Denmark–Slovakia relations
- Denmark: Slovakia

= Denmark–Slovakia relations =

Denmark–Slovakia relations refers to the current and historical relations between Denmark and Slovakia. Denmark has an embassy in Bratislava. Slovakia has an embassy in Copenhagen. The relations between Denmark and Slovakia are described as good and friendly. Denmark has a trade office in Slovakia. Both countries are full members of the European Union and NATO. On 4 September 2002, a memorandum of understanding between the two countries, were signed.

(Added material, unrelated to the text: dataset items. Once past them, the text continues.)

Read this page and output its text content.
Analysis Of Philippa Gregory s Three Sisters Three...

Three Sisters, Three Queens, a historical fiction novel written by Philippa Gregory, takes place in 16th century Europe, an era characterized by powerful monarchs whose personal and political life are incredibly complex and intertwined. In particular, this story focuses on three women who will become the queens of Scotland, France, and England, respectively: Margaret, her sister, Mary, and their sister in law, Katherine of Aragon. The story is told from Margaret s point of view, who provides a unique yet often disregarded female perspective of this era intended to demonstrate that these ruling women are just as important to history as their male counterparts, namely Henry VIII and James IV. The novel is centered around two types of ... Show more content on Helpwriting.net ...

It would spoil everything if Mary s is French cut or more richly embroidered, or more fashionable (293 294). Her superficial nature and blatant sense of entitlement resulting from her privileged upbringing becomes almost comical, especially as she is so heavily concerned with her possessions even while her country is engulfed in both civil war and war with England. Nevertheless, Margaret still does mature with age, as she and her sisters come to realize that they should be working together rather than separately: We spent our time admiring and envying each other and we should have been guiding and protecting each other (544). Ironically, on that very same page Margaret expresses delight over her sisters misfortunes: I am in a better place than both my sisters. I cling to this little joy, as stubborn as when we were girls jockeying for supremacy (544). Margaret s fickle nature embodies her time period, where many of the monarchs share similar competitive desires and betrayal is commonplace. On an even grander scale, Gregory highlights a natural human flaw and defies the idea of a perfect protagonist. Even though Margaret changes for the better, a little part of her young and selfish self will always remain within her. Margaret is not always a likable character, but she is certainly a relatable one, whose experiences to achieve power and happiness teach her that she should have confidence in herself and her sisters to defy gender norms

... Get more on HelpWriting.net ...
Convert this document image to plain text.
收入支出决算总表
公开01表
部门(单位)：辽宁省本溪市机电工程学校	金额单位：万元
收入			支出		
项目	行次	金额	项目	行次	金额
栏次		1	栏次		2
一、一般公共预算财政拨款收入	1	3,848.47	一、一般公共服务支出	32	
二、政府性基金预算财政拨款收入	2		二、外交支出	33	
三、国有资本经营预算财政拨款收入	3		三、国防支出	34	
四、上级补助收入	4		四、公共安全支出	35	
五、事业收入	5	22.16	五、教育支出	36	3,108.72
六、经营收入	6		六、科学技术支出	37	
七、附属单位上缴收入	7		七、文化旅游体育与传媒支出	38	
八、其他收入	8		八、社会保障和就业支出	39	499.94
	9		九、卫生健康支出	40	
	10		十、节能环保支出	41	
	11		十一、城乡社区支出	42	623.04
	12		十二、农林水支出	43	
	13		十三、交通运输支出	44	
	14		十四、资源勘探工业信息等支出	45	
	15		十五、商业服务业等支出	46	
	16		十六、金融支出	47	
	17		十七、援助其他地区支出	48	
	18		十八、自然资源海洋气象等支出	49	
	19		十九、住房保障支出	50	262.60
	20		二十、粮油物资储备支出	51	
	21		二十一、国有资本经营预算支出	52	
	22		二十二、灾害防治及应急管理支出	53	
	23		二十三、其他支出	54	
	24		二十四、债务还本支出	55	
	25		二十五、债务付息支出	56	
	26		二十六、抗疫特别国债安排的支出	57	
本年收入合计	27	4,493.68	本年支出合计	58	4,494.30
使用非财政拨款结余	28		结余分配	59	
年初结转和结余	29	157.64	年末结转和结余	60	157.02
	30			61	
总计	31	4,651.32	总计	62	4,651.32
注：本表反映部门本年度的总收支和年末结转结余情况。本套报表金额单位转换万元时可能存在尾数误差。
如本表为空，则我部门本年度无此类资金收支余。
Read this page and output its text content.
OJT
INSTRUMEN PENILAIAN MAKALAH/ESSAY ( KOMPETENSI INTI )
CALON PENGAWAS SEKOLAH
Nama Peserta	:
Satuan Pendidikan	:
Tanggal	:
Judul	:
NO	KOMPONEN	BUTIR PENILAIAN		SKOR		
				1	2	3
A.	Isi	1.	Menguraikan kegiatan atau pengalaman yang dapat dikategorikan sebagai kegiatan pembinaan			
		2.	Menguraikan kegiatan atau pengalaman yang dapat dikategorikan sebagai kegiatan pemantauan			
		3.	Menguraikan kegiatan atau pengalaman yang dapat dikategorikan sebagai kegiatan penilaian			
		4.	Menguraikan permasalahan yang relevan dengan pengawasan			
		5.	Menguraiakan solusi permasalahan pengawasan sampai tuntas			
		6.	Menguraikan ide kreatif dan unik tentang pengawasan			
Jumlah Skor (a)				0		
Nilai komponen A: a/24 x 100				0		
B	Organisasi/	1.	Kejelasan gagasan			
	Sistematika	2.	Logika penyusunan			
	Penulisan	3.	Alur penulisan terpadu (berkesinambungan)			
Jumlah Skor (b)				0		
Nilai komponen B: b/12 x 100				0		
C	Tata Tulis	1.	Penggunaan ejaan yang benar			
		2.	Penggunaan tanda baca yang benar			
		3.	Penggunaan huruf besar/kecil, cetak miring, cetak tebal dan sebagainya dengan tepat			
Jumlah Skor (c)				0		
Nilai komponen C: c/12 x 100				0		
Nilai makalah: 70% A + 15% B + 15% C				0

In December 2024, Slovakia closed its embassy in Copenhagen.

==Trade==
Trade are below average, than the other Visegrád Group countries. To develop the economic relations, a Commercial and Economic office was created in 1994. In 1994, an environmental protection agreement was signed. ECCO opened a production facility in 1998, in Slovakia. Falck operated from 2006 in Slovakia, and opened 37 new fire stations. Oxymat, has a headquarters in Slovakia.

==State visits==
Danish Prime Minister Anders Fogh Rasmussen visited Slovakia in 2002, for a meeting with Slovak President Rudolf Schuster.

==Diplomatic missions==
- Denmark has an embassy in Bratislava.
- Slovakia is accredited to Denmark from its embassy in Stockholm, Sweden.